There appears to have been no response from Bolivian anti-narcotics authorities, but any answer would likely be predictable. Officials in the country have in recent years consistently warned that they are fighting a growth of organized crime activity due to foreign “emissaries,” even as they deny that these groups are large or sophisticated enough to resemble “cartels.”

News Briefs
  • In other Bolivia news, electoral authorities yesterday officially declared President Evo Morales the winner of the October 12 presidential election, receiving 61 percent of the vote compared to 24.5 for Samuel Doria Medina.
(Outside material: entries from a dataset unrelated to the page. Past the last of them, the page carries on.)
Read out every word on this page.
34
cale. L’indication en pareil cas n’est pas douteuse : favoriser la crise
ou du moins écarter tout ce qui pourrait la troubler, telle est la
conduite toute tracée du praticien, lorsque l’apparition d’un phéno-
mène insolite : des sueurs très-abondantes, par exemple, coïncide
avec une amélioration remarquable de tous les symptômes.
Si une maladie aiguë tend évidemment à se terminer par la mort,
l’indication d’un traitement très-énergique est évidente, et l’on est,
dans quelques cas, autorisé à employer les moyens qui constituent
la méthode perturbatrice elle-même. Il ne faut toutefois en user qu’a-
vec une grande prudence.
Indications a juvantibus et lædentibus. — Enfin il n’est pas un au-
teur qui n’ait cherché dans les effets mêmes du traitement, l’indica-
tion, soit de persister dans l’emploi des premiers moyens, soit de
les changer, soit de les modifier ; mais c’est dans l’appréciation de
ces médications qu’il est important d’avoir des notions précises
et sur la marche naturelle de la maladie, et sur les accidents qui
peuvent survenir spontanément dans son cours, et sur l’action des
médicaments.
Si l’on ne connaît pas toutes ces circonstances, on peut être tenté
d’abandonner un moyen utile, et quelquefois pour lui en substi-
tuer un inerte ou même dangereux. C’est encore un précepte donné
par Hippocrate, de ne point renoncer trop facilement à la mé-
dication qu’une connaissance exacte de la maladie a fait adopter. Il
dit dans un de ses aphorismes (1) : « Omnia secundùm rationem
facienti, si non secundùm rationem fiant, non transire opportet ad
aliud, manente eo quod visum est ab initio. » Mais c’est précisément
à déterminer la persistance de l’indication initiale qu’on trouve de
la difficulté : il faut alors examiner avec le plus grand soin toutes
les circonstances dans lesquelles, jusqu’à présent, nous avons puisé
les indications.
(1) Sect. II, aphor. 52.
However, La Razon reports that the breakdown of the next Congress is still in doubt, and a final tally will not be available until after voting is re-held in 44 polling centers in Santa Cruz and Oruro departments. The paper also notes that two smaller opposition parties, the Bolivian Green Party and Movement Without Fear (MSM), fell short of the minimum 3 percent of the vote required to be recognized as official political parties.
  • The New York Times has the latest on Brazil’s emerging Petrobras corruption scandal, which allegedly involved the company paying kickbacks to leading politicians, primarily of the ruling Workers’ Party. If these allegations prove true, the paper claims that the scandal would dwarf even the infamous mensalão case.
  • The Wall Street Journal notes that the drought in São Paulo state has become a campaign issue ahead of Sunday’s second-round vote, with President Dilma Rousseff blaming her rival Aecio Neve’s Brazilian Socialist Democracy Party of adopting policies that led to the crisis.
  • The Miami Herald reports that health ministers from the ALBA governments are set to meet in Havana today to discuss a coordinate response to the Ebola outbreak in West Africa, just as countries around the region are imposing travel restrictions and screening passengers to prevent the spread of the disease.  Meanwhile, Cuba’s leading role in sending health workers to address Ebola has earned some rare praise from Secretary of State John Kerry. On Friday, as PRI reports, Kerry applauded Cuba’s efforts by remarking: “Cuba, a country of just 11 million people, has sent 165 health professionals — and it plans to send nearly 300 more.” 
  • According to El Espectador, Colombia’s Attorney General has determined that the deaths of 34 members of the FARC-linked Patriotic Union (UP) party in the 1980s and 1990s constitute crimes against humanity, meaning that they are not subject to statutes of limitations and can still be prosecuted. Semana magazine reports that Deputy Attorney General Jorge Perdomo told journalists that the state is committed to investigating these cases.  
  • Gustavo Gorriti of Peruvian investigative news site IDL-Reporteros looks at the resurgence of Shining Path rebels in the coca-growing VRAE region. Pointing to a copy he obtained of an internal strategy document written by the guerrilla group, Gorriti argues that the Shining Path is attempting a revival of its activities based on specific lessons learned from past failures.
  • More than three weeks after their disappearance, authorities in Mexico still have not located the 43 students who went missing after clashing with police in a protest against education reforms in Iguala, Guerrero. The NYT notes that officials say at least five mass graves have been uncovered nearby, but that none of the remains have been linked to the students. According to the paper, some analysts say the search is hampered by a lack of centralized authority in the country’s rural areas.
  • Mexico’s federal police have assumed control of 13 municipalities surrounding the town of Iguala. According to Milenio, all of the towns are in Guerrero state but one, located in neighboring Mexico state.